| LOS ANGELES
LOS ANGELES Frank Sinatra's baritone slowly fades into a tango, which eventually makes way to the soul music of Stevie Wonder, the frenetic rock of The White Stripes and finally into Dave Brubeck's cool jazz version of the "West Side Story" song "Maria."
That is just part of the dozen songs weaved together in the climactic dance scene in director David O. Russell's Oscar-nominated film "Silver Linings Playbook."
Russell, 55, whose latest film, "American Hustle," is set to be released in December, says he incorporates popular music into his films as "chemical reactions" to bring about a desired emotion in the audience or highlight an actor's performance.
Russell and "Silver Linings" music supervisor Sue Jacobs spoke with Reuters at the Billboard and Hollywood Reporter Film and TV Music Conference in Los Angeles in October about writing a script with music in mind, and how he was able to change Bob Dylan's opinion about one of his own songs.
Q: Does a certain song ever affect how you script a scene?
Russell: Sometimes I think of music when I'm writing a screenplay, and I write quite a bit of it in the screenplay. I think some of it was in the screenplay, and sometimes that changes because you try (it) against picture and you realize that the movie changed or you need something better or different.
Sue and I play the music that we love. ... I don't like it to be a shellac layer. You can play music so that it becomes like a music video, but that's not my wish. ... We wish to go below the surface where you're almost coming from inside. The music is almost more an interior, emotional experience.
Q: How do you take into account the audience?
Russell: You have a chance to envelope them emotionally. I think songs are like magic potions. ... You have to use them properly, but they can be very enchanting if used in the right way at the right time. When combined with a performance by an actor and the turn of a narrative, that's like the trifecta as the story and the emotion and the character and the music are all hitting, it can really be something. It can really build your effect - the impact of what's happening.
Q: Do you use music to make your film more memorable? To make a scene stick, like a catchy song on the radio?
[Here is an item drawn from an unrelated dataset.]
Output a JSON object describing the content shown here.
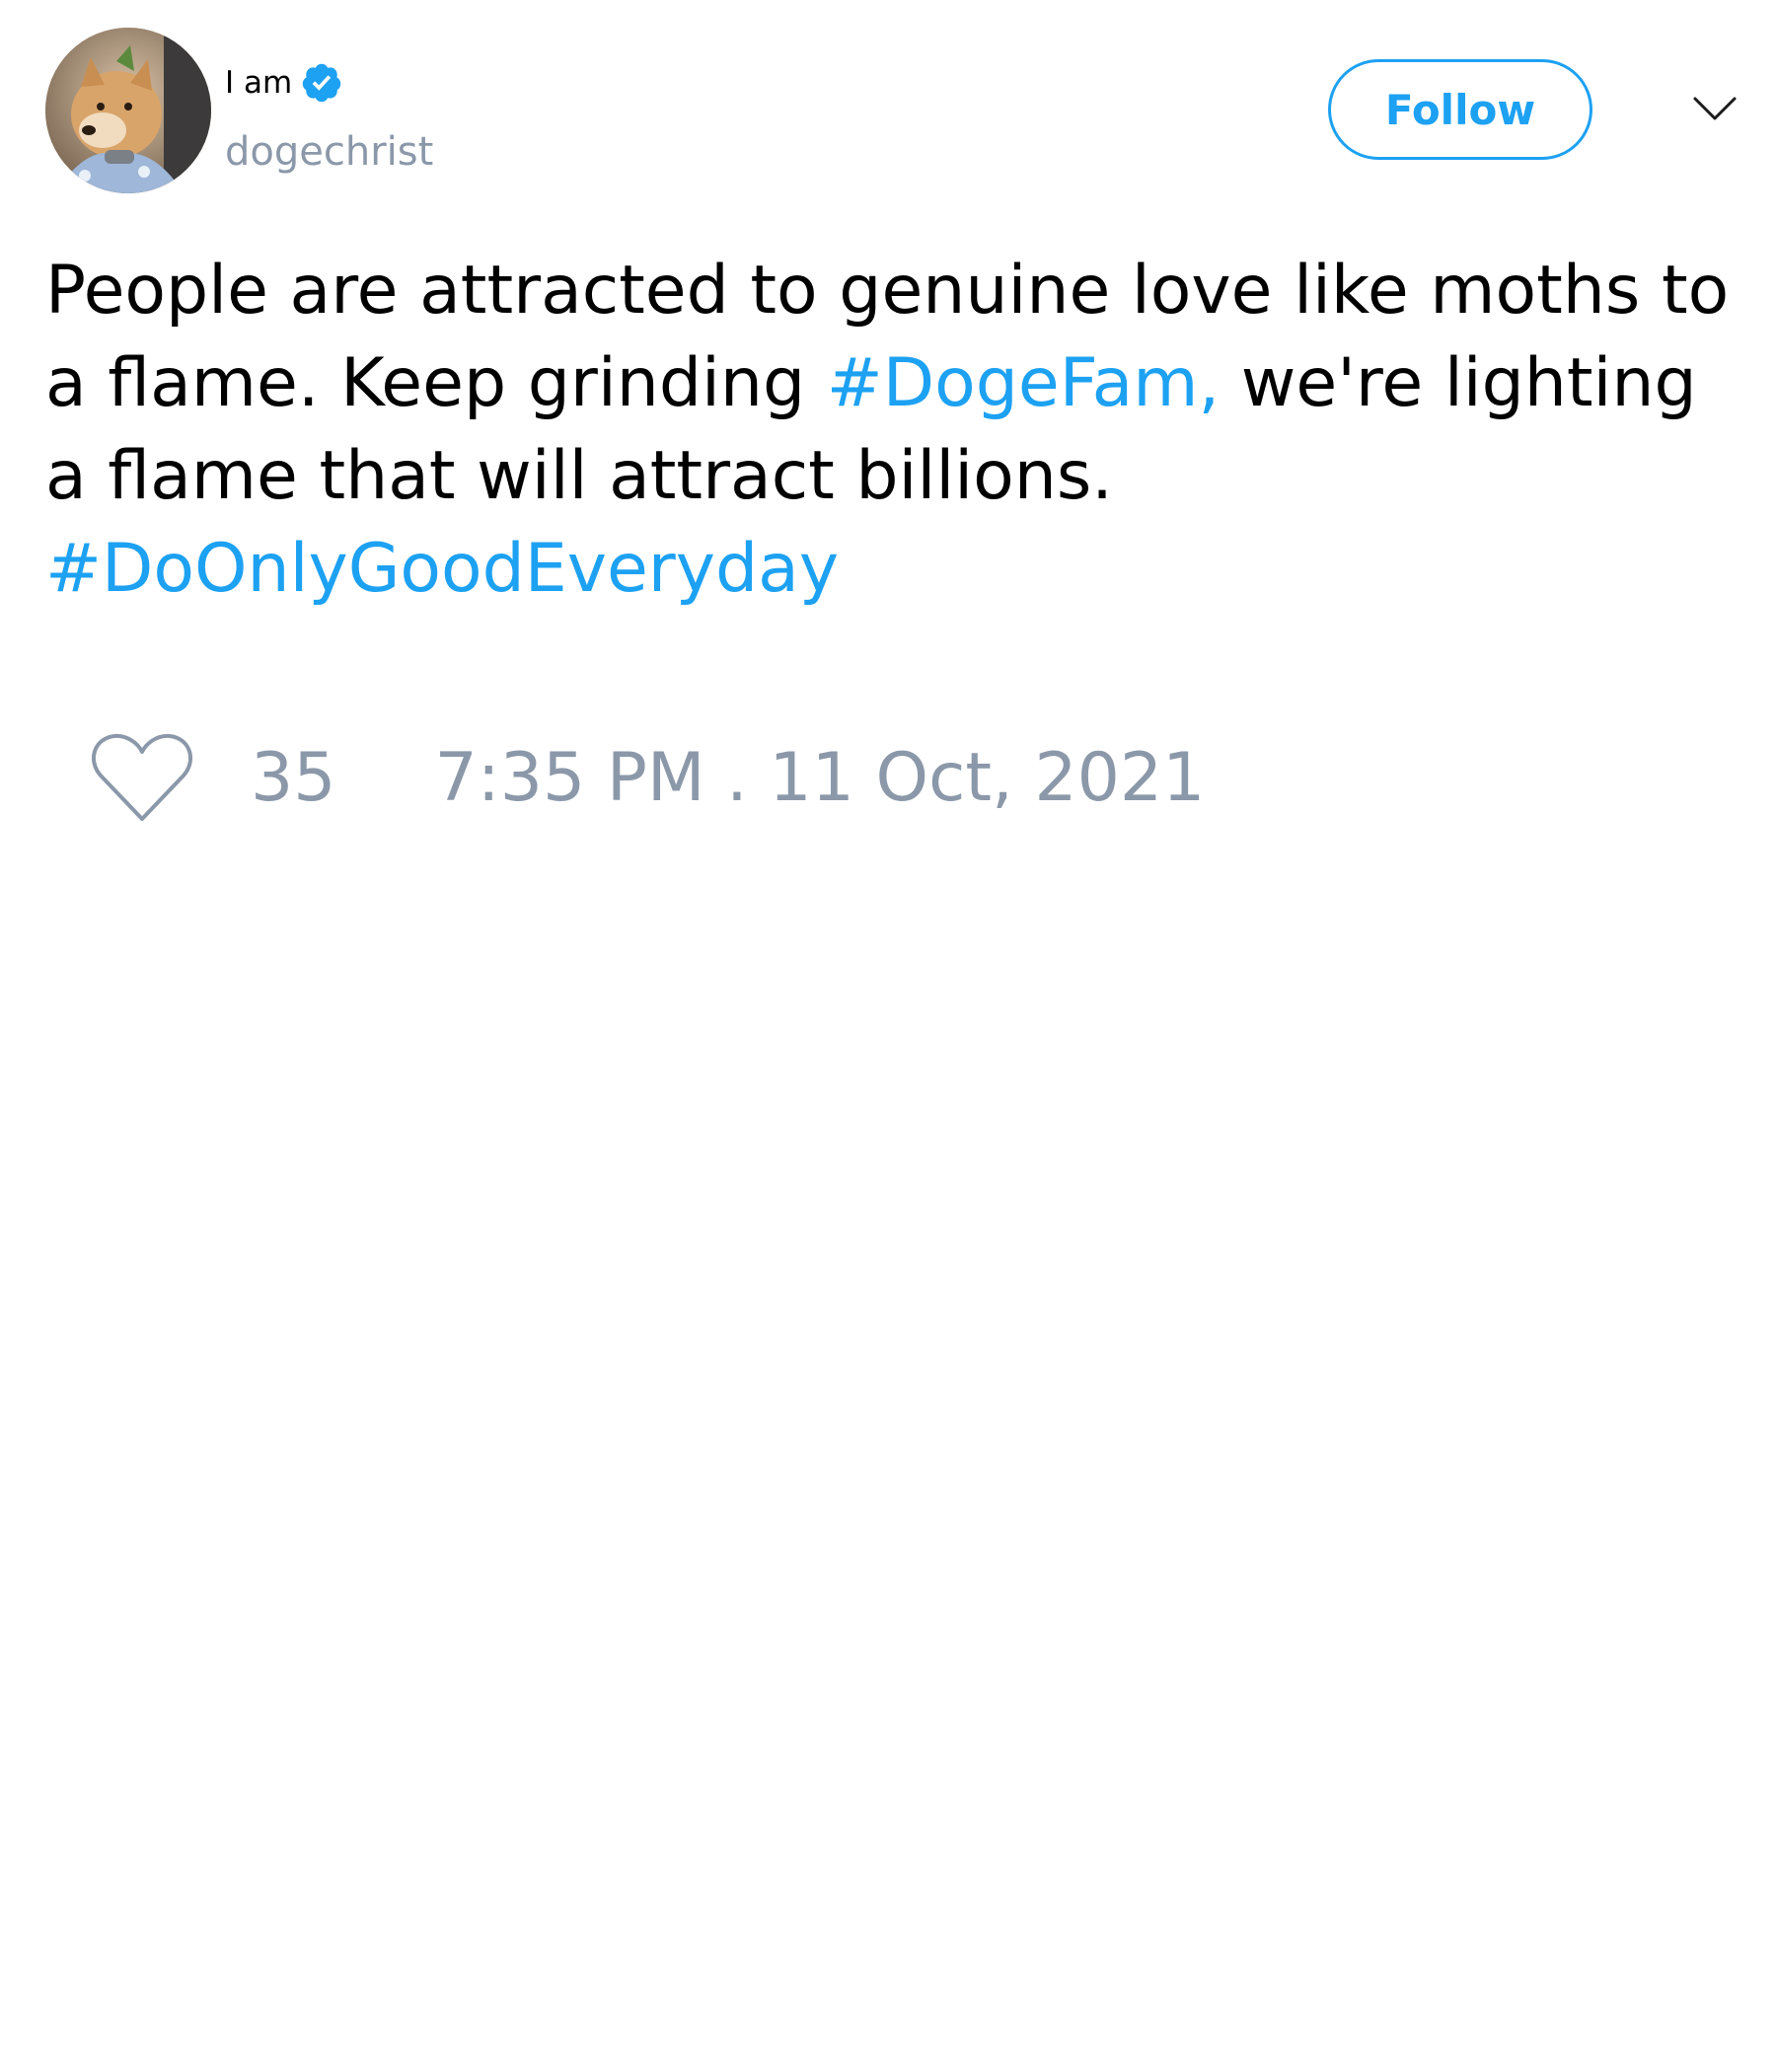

Russell: When people walk out (of the theater) they have a feeling ...
Jacobs: Or they discover music. We had so many phone calls as did Bob Dylan about "Girl from the North Country" in "Silver Linings" because that version of the song is very unknown.
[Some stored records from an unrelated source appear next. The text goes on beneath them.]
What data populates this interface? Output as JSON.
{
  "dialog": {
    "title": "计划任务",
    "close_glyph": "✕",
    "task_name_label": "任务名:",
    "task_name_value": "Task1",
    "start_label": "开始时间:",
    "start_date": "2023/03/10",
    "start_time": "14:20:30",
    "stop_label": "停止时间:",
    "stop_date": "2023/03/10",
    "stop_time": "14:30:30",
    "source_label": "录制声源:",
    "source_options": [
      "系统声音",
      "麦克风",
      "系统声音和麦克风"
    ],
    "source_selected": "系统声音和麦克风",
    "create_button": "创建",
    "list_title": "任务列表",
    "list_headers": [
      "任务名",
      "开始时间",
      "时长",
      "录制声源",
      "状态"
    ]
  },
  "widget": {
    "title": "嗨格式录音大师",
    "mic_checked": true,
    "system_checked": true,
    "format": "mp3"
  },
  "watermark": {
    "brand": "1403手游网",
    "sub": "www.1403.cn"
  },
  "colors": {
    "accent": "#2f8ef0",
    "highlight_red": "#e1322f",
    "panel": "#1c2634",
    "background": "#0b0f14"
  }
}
Russell: He did it with Johnny Cash.
Jacobs: Bob never liked that version of the song. He never liked that song until he saw it in the movie, and then he was like, "Wow!"
Russell: You wouldn't expect it (the song) because it was the first time they (the main characters) danced together. It's just an emotional Johnny Cash-Bob Dylan ballad; it's not a song you would dance to.
Jacobs: It almost had its own little bipolar thing going on in there because that other voice. ... Jeff Rosen (Dylan's manager) came and met us and looked at it and he was like, "God, we never liked that song before." It just made that scene.
Q: Is there a song you wanted to use, but it didn't work?
Russell: It's a chemical process because you then put it on the film and you go, "Oh!" And you see the chemical reaction that you didn't expect until you put it on the film. Suddenly that song seems superficial to me, where when I was listening to it in my car it didn't feel that way. ... But the film will tell you what it wants.